Genova: uno sciopero così è da considerare una novità

Uno sciopero così, a oltranza, dichiarato senza preavviso e durato ben cinque giorni, è da considerarsi una novità. Una piacevole novità che però porta con sé delle anomalie che andrebbero approfondite.

E’ indiscutibile l’inadeguata gestione delle amministrazioni pubbliche, gestione fallimentare in tutti i sensi, dal punto di vista del fine, che è ciò che la popolazione deve pretendere ed ottenere (sanità, scuola, trasporti e servizi in genere di ottima qualità ed efficienza), a quello del mezzo (soldi), che chi lo amministra lo indirizzi a compimento del fine stesso. Questo non è mai stato, semplicemente perchè il fine non è il benessere di tutti, nessuno escluso, ma è il mantenimento del potere di far ciò che meglio si crede da parte di pochi a scapito di tutti e i mezzi per raggiungere quest’obiettivo sono la linfa di questo sistema. Business. Affari.

Tornando nello specifico lo sciopero comincia per la ventilata ipotesi di privatizzare il servizio e, legittimamente, i lavoratori si sono sentiti toccati sul vivo, hanno sentito minacciata la loro stabilità all’interno della logica del posto di lavoro garantito dallo stato. Quest’altro punto di vista rende poco chiara la determinazione del fine e del mezzo. Non posso negare che in AMT, così come in altri settori pubblici, ci sia una parte di lavoratori che hanno chiaro il concetto di fine pubblico e che per questo hanno un atteggiamento nello svolgere i propri incarichi che sfiora quello dei missionari.

Per fare un breve esempio due anni fa AMT decide di tagliare le corse verso le località collinari, dalle nove di sera niente più bus. Accorciamento delle linee cittadine così che per arrivare in centro dalla periferia bisogna cambiare mezzo più volte. A fronte del mantenimento delle condizioni di lavoro tutto questo è stato accettato dai lavoratori e da chi li rappresenta…”per noi non cambia niente?…allora va bene così…”. Dov’è finita la missione?

A questo giro i confederali e neo-confederali hanno assaggiato una resistenza, rispetto ai loro accordi firmati notte tempo in prefettura, che non si sono aspettati e hanno fatto ricorso alle loro classiche metodologie per ottenere il consenso dei lavoratori, confondendoli, disorientandoli, dividendoli.
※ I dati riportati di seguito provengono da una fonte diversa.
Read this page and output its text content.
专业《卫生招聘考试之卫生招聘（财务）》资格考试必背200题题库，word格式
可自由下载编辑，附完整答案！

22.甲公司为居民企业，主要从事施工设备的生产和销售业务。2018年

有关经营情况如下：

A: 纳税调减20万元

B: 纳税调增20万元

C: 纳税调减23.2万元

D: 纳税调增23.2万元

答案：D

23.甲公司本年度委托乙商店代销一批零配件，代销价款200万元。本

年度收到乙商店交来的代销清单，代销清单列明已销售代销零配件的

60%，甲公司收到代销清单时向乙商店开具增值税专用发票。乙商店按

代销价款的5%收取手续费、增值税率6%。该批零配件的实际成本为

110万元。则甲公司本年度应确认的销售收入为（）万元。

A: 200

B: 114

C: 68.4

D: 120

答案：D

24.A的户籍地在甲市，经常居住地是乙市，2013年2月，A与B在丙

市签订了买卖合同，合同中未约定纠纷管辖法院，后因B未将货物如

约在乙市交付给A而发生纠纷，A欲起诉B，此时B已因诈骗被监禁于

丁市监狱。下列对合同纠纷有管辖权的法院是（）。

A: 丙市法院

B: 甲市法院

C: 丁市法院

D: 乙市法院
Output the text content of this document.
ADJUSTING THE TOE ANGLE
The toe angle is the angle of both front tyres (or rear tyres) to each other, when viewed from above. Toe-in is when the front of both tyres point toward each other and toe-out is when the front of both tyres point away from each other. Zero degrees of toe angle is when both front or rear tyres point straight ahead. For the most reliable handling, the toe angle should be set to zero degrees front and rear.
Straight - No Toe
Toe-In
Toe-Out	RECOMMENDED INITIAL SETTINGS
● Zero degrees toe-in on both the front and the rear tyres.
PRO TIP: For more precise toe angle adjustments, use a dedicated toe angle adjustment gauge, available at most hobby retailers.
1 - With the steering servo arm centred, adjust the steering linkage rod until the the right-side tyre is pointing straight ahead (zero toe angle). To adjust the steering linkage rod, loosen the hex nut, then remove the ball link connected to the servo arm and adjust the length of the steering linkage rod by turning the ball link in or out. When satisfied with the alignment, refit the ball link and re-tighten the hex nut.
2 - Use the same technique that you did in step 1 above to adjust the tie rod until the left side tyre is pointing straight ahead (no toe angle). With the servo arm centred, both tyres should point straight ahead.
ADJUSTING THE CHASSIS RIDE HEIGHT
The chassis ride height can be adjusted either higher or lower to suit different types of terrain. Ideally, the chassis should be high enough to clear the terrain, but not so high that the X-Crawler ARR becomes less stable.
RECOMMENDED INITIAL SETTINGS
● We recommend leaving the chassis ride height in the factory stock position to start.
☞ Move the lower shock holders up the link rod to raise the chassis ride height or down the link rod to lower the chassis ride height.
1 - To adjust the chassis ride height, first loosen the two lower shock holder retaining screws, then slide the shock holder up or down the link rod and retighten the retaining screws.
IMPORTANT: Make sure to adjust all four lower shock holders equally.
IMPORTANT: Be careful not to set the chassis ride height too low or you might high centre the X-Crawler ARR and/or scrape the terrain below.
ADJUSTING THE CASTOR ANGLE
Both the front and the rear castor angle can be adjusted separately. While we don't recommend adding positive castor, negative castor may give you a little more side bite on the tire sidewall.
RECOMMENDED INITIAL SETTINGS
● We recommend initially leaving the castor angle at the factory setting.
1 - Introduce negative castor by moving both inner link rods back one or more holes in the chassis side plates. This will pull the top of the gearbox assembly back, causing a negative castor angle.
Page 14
Si è creata una spaccatura che saluto ben volentieri e che spero possa ribaltare la situazione. Non è facile però quando i lavoratori stessi blindano le loro manifestazioni respingendo l’appoggio di chi si trova sempre in prima linea a difendere queste posizioni che sono anche le loro. Vero è che poche ore dopo l’approvazione dell’accordo solo alcuni studenti e qualche scappato di casa scende in strada a denunciare l’infamia dell’accordo che in fin dei conti prevede il mantenimento dei posti di lavoro; che sono spuntati dal cilindro del sindaco quattro milioni di euro e che saranno raddoppiati dall’intervento dell’highlander ed ex galeotto presidente della regione; che non dimentica l’esternalizzazione dei servizi collinari. Non è questa una privatizzazione?

Infine, a fronte delle proposte del governo nazionale che per fare cassa vuole vendere tutte le aziende pubbliche, a Genova qualche passo contro queste intenzioni è stato fatto e come da copione il pompiere confederale e riformista ha lasciato il segno.

Credo che definire il fine utilizzando il giusto mezzo sia la prima cosa da mettere in chiaro per ottenere qualcosa o per lo meno per provarci.